Why is understanding protein shape important? Understanding how a protein folds into a specific shape is one of the most important and challenging problems of modern science. If we could predict how a particular sequence of amino acids would fold, we could build protein-based molecular machines similar to those found in a cell. For example, if we understood the way a misfolded protein is responsible for a serious illness, we could probably design the right medicine to help those with the illness.
Why should we use the Folding Polymer model, with its water and oil? Every protein in a living cell is surrounded by water or by lipids. The surrounding plays a very important role in the shaping of a protein. To explore the role of the surrounding water or lipids on protein folding, we will work with a dynamic model of a string of beads surrounded by either water or lipids (oil). Every "bead" in the string represents an amino acid, all beads are linked to each other with covalent bonds, and the whole string represents a fragment of a protein, such as a hemoglobin fragment or a piece of bee venom's protein, or some other cellular component or machine. Working with the dynamic model, we will explore how water or lipids affects the folding of the protein chain. We will investigate the role of different amino acids in this process and find out how the changes in their sequence within a protein chain can affect the shape of a folding protein.
What is the effect of placing a protein chain in different environments?
For a amino acid to become part of a protein, it should have at least two covalent bonds to connect it to its neighbors. When amino acids are linked in a protein chain, the amino group and carboxyl group are bonded or "taken." The key part of the amino acid that is left to interact with water is the group of atoms we call a side-chain, residue or radical. Let's find out more about the side-chains and their response to water.
A. Water and Oil - What's the difference to a protein?
1. Open the Folding Polymer Model, a protein made only of alanine amino acids. [http://xeon.concord.org:8080/modeler/webstart/protein/ala20.jnlp] the model may take a while to start.
2. Make sure the "Select a solvent type" is set to "Vacuum."
3. Click the "Run" button, and observe what happens to the polymer chain. Describe and draw what you see here.
4. Set the "Select a solvent type" window to "Water."
5. Click the "Run" button, and observe what happens to the polymer chain. Describe and draw what you see here.
6. What is the property of alanine that helps explain its reaction to water?
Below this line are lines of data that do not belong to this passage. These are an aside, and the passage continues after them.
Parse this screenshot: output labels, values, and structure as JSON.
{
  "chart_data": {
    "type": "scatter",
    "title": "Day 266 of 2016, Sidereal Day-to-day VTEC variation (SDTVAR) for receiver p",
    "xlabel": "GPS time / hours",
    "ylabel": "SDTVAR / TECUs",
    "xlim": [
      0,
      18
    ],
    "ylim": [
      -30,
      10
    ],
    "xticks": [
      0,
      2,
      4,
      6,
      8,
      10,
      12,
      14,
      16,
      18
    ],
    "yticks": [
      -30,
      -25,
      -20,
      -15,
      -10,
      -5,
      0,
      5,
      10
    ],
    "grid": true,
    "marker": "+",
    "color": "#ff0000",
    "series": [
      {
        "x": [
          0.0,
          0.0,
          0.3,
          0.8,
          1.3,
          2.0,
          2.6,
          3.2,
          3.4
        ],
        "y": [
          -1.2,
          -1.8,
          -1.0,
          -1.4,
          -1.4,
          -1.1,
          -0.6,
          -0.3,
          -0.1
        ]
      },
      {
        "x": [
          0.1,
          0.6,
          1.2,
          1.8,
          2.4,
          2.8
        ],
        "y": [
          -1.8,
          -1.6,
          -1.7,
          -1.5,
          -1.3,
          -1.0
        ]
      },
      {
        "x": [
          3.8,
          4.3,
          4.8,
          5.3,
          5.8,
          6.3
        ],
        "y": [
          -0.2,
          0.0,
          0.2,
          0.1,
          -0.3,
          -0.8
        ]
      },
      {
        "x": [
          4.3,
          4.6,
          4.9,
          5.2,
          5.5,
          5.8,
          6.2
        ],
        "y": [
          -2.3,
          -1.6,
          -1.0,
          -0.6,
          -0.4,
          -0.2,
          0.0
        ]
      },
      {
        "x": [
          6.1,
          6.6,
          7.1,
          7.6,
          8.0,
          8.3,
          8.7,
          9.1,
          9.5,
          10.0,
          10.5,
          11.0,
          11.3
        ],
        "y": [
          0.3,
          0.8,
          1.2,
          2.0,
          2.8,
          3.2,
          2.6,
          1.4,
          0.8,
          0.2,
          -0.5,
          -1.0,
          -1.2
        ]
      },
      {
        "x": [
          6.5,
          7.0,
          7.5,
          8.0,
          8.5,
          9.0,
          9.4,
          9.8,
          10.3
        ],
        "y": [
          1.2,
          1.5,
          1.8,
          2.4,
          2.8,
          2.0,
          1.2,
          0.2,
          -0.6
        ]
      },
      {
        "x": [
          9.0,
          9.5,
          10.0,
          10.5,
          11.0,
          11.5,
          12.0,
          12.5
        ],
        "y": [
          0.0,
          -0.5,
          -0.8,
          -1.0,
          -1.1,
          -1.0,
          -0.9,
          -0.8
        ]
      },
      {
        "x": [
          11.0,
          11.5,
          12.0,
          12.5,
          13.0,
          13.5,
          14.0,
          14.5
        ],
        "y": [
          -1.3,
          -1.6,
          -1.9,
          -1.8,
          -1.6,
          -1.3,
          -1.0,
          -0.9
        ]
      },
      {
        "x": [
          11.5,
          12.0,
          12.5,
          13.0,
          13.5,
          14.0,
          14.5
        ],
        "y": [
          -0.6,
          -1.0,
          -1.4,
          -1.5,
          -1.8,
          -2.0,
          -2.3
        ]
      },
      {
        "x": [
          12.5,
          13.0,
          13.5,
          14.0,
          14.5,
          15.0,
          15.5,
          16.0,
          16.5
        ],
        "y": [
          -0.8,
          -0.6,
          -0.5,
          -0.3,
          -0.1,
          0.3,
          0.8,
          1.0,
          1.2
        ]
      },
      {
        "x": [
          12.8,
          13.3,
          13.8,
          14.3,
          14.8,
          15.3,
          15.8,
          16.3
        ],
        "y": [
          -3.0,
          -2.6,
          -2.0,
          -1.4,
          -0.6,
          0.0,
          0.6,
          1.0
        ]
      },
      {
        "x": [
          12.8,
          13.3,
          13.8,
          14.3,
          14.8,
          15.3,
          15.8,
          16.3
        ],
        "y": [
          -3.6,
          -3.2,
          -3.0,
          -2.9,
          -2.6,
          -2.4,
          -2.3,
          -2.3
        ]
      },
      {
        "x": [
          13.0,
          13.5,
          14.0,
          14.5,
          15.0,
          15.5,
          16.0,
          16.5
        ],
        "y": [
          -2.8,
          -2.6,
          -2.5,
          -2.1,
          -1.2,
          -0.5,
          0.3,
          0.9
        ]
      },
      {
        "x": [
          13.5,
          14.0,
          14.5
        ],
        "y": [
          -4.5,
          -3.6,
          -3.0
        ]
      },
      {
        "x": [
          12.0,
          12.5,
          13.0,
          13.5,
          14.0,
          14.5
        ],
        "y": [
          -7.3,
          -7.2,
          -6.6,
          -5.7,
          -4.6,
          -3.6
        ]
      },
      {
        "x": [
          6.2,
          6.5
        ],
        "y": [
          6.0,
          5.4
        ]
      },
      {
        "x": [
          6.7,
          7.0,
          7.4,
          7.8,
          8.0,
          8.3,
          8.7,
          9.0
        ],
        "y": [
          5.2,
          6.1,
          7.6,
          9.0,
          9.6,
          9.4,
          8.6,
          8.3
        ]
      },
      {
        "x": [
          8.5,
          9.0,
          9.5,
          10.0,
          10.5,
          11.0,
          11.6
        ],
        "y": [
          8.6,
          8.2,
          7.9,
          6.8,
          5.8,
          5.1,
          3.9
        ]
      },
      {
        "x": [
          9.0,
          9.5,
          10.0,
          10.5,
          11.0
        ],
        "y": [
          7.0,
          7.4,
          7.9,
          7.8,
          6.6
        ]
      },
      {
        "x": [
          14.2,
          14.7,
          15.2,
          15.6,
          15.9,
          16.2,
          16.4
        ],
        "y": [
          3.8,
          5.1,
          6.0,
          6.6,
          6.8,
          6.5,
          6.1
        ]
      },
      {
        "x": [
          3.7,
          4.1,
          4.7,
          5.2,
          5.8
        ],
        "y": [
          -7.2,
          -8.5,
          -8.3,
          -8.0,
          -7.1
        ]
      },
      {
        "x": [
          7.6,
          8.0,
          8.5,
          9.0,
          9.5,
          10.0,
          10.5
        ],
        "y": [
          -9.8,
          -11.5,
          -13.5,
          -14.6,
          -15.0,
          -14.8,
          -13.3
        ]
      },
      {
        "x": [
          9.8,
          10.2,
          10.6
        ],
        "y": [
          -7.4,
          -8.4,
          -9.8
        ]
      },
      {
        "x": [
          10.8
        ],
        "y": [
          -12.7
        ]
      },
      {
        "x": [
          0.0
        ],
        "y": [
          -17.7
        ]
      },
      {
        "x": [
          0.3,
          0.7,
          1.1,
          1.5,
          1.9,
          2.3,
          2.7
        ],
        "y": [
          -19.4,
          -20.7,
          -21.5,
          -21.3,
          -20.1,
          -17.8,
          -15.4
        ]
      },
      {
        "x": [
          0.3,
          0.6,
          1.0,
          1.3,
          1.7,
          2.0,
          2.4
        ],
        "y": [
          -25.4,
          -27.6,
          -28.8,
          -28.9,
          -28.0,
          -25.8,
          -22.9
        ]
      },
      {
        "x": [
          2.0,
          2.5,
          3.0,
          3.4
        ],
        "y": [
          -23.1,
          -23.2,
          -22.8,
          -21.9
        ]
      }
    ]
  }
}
Alanine has no charge (is neutral), is non-polar and hydrophobic. You should see the chain of alanine amino acids folding into a ball. They look as though they are trying to stick to each other. The polar water molecules make hydrogen bonds with as many other water molecules as they can. Since water cannot bond with non-polar alanine, these amino acids are pushed towards each other.
7. At the "Select a solvent type" window, this time choose "Oil." Click on the "Run" button, and describe and draw what happens to the polymer chain.
The tightly wound ball, when placed in oil, unwinds.
8. Compare the reaction of protein to water and to oil.
While the protein is in water, water repels every hydrophobic alanine amino acid, so the chain can only wind into a ball. In oil, on the other hand, every alanine in the chain is attracted by the surrounding molecules of oil, a process similar to dissolving. The attractive forces act from all directions equally and the alanine chain is free to float. The chain unwinds.
B. What is the effect on the shape of a polymer chain of replacing just a single amino acid "bead"?
1. Before starting: make sure the "Select a solvent type" window shows "Water".
2. This time, change the first amino acid from alanine to glutamic acid, and run. Draw what you observe.
3. Now change the first two and last two alanine amino acids to glutamic acid and run. Draw what you observe.
4. Explain how just a change of one or two amino acids have such an effect.
The new, replacement amino acids are 'hydrophilic;" they have side chains that are attracted to water. They "pull' the chain out into the water where it can make as many hydrogen bonds as possible.
C. What happens when a part of a polymer chain is water-fearing and another part is water-loving (and visa versa)?
1. Make sure the "Select a solvent type" window shows "Water", and not "Vacuum" or "Oil".
2. Build a polymer chain with a set of 10 hydrophilic amino acids next to each other in the middle of the chain. Run the model.
3. Describe and draw what happens to the shape of the protein.
The model will assume the shape of a hill or dent.
4. The drawing below represents a whole protein in water.
Where would you expect to find water-fearing, hydrophobic amino acids, at locations A, B or C?
Hydrophobic amino acids are pushed away by water outside the protein. Water preferentially makes hydrogen bonds with other water molecules more than with those amino acids that are neutral.